Following Atalanta’s aria, Asteria takes off towards the river where the men are closing in on the boar. Atalanta, terrified her friend may end up seriously hurt, runs off after her. Wondering what has happened, Climene, returns from the tower and realises Atalanta and Asteria must have joined the hunt. Fearing they are in danger, she asks the nymphs to bring weapons, a request that is quickly fulfilled. The narrator cheekily notes that the audience will have to imagine the nymphs as there are no extras in this performance! Alone and afraid, Climene tries to calm herself with a song. In comparison to the other singers, Lisa Howarth is more reserved in her performance, which does suit the role, but she could be a little more dynamic in her vocal expression. The first section of the aria was a little quiet, but the balance improved as it progressed.

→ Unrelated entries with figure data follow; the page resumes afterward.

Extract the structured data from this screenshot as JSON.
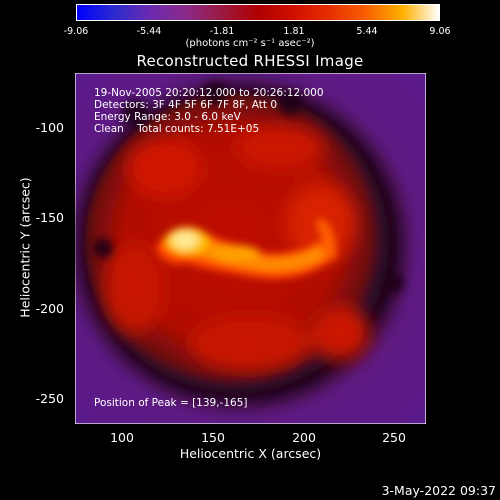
{
  "colorbar": {
    "ticks": [
      "-9.06",
      "-5.44",
      "-1.81",
      "1.81",
      "5.44",
      "9.06"
    ],
    "unit": "(photons cm⁻² s⁻¹ asec⁻²)"
  },
  "title": "Reconstructed RHESSI Image",
  "annotations": {
    "time": "19-Nov-2005 20:20:12.000 to 20:26:12.000",
    "detectors": "Detectors: 3F 4F 5F 6F 7F 8F, Att 0",
    "energy": "Energy Range: 3.0 - 6.0 keV",
    "clean": "Clean    Total counts: 7.51E+05",
    "peak": "Position of Peak = [139,-165]"
  },
  "axes": {
    "xlabel": "Heliocentric X (arcsec)",
    "ylabel": "Heliocentric Y (arcsec)",
    "xticks": [
      "100",
      "150",
      "200",
      "250"
    ],
    "yticks": [
      "-100",
      "-150",
      "-200",
      "-250"
    ]
  },
  "footer": {
    "date": "3-May-2022 09:37"
  }
}
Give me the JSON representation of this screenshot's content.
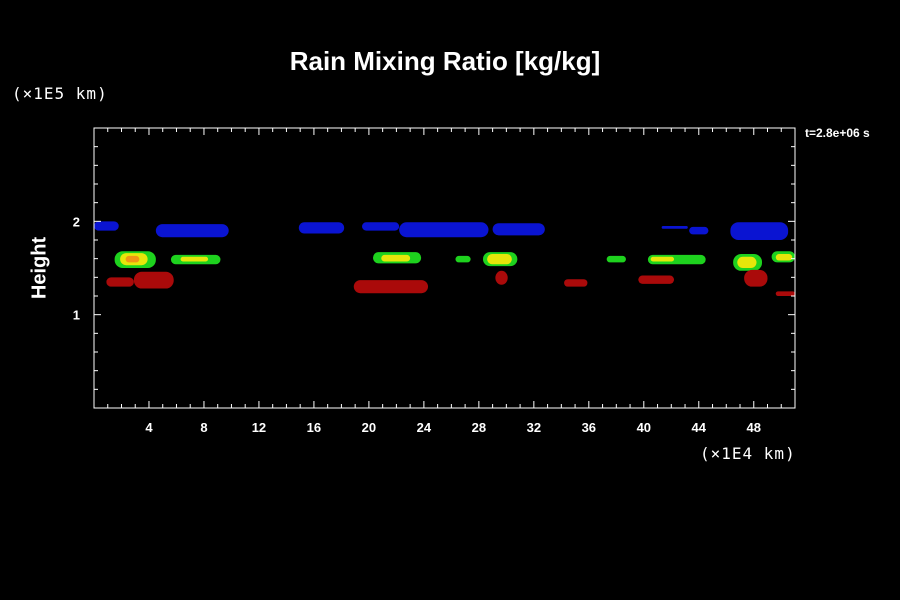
{
  "chart_data": {
    "type": "heatmap",
    "title": "Rain Mixing Ratio [kg/kg]",
    "time_label": "t=2.8e+06 s",
    "ylabel": "Height",
    "y_unit": "(×1E5 km)",
    "x_unit": "(×1E4 km)",
    "xlim": [
      0,
      51
    ],
    "ylim": [
      0,
      3
    ],
    "x_ticks": [
      4,
      8,
      12,
      16,
      20,
      24,
      28,
      32,
      36,
      40,
      44,
      48
    ],
    "y_ticks": [
      1,
      2
    ],
    "colors": {
      "blue": "#0a14d2",
      "green": "#1ed21e",
      "yellow": "#e6e60a",
      "orange": "#f09614",
      "red": "#aa0a0a"
    },
    "features": [
      {
        "level": "blue",
        "x": [
          0,
          1.8
        ],
        "y": [
          1.9,
          2.0
        ]
      },
      {
        "level": "blue",
        "x": [
          4.5,
          9.8
        ],
        "y": [
          1.83,
          1.97
        ]
      },
      {
        "level": "blue",
        "x": [
          14.9,
          18.2
        ],
        "y": [
          1.87,
          1.99
        ]
      },
      {
        "level": "blue",
        "x": [
          19.5,
          22.2
        ],
        "y": [
          1.9,
          1.99
        ]
      },
      {
        "level": "blue",
        "x": [
          22.2,
          28.7
        ],
        "y": [
          1.83,
          1.99
        ]
      },
      {
        "level": "blue",
        "x": [
          29,
          32.8
        ],
        "y": [
          1.85,
          1.98
        ]
      },
      {
        "level": "blue",
        "x": [
          41.3,
          43.2
        ],
        "y": [
          1.92,
          1.95
        ]
      },
      {
        "level": "blue",
        "x": [
          43.3,
          44.7
        ],
        "y": [
          1.86,
          1.94
        ]
      },
      {
        "level": "blue",
        "x": [
          46.3,
          50.5
        ],
        "y": [
          1.8,
          1.99
        ]
      },
      {
        "level": "green",
        "x": [
          1.5,
          4.5
        ],
        "y": [
          1.5,
          1.68
        ]
      },
      {
        "level": "yellow",
        "x": [
          1.9,
          3.9
        ],
        "y": [
          1.53,
          1.66
        ]
      },
      {
        "level": "orange",
        "x": [
          2.3,
          3.3
        ],
        "y": [
          1.56,
          1.63
        ]
      },
      {
        "level": "green",
        "x": [
          5.6,
          9.2
        ],
        "y": [
          1.54,
          1.64
        ]
      },
      {
        "level": "yellow",
        "x": [
          6.3,
          8.3
        ],
        "y": [
          1.57,
          1.62
        ]
      },
      {
        "level": "green",
        "x": [
          20.3,
          23.8
        ],
        "y": [
          1.55,
          1.67
        ]
      },
      {
        "level": "yellow",
        "x": [
          20.9,
          23
        ],
        "y": [
          1.57,
          1.64
        ]
      },
      {
        "level": "green",
        "x": [
          26.3,
          27.4
        ],
        "y": [
          1.56,
          1.63
        ]
      },
      {
        "level": "green",
        "x": [
          28.3,
          30.8
        ],
        "y": [
          1.52,
          1.67
        ]
      },
      {
        "level": "yellow",
        "x": [
          28.6,
          30.4
        ],
        "y": [
          1.54,
          1.65
        ]
      },
      {
        "level": "green",
        "x": [
          37.3,
          38.7
        ],
        "y": [
          1.56,
          1.63
        ]
      },
      {
        "level": "green",
        "x": [
          40.3,
          44.5
        ],
        "y": [
          1.54,
          1.64
        ]
      },
      {
        "level": "yellow",
        "x": [
          40.5,
          42.2
        ],
        "y": [
          1.57,
          1.62
        ]
      },
      {
        "level": "green",
        "x": [
          46.5,
          48.6
        ],
        "y": [
          1.47,
          1.65
        ]
      },
      {
        "level": "yellow",
        "x": [
          46.8,
          48.2
        ],
        "y": [
          1.5,
          1.62
        ]
      },
      {
        "level": "green",
        "x": [
          49.3,
          51
        ],
        "y": [
          1.56,
          1.68
        ]
      },
      {
        "level": "yellow",
        "x": [
          49.6,
          50.8
        ],
        "y": [
          1.58,
          1.65
        ]
      },
      {
        "level": "red",
        "x": [
          0.9,
          2.9
        ],
        "y": [
          1.3,
          1.4
        ]
      },
      {
        "level": "red",
        "x": [
          2.9,
          5.8
        ],
        "y": [
          1.28,
          1.46
        ]
      },
      {
        "level": "red",
        "x": [
          18.9,
          24.3
        ],
        "y": [
          1.23,
          1.37
        ]
      },
      {
        "level": "red",
        "x": [
          29.2,
          30.1
        ],
        "y": [
          1.32,
          1.47
        ]
      },
      {
        "level": "red",
        "x": [
          34.2,
          35.9
        ],
        "y": [
          1.3,
          1.38
        ]
      },
      {
        "level": "red",
        "x": [
          39.6,
          42.2
        ],
        "y": [
          1.33,
          1.42
        ]
      },
      {
        "level": "red",
        "x": [
          47.3,
          49
        ],
        "y": [
          1.3,
          1.48
        ]
      },
      {
        "level": "red",
        "x": [
          49.6,
          51
        ],
        "y": [
          1.2,
          1.25
        ]
      }
    ]
  }
}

Following Climene’s aria, the opera quickly moves towards its climax. The narrator informs the audience that Atalanta wounds the boar and Meleagro delivers the killing blow, but in their duet, both are reticent to say who won the hunt, and the crown! It was a real treat to hear Louis-Jean and Eyley singing together. Their voices are dissimilar enough that the complex, intertwining vocal lines are easily distinguishable, but they also manage to strike a nice balance so that neither voice dominates over the other. Bampton should be commended for selecting four sopranos that all sound completely unique!
The orchestra were expertly directed by early music specialist, Robert Howarth, and I particularly want to mention oboist, Emma Fielding, whose colourful solos were exquisite.
Overall, ‘The Crown’ is a charming opera and well worth the £8. I am so pleased it was recorded and made available for download, otherwise I would not have been able to see it. The recording will be available until the end of August 2021.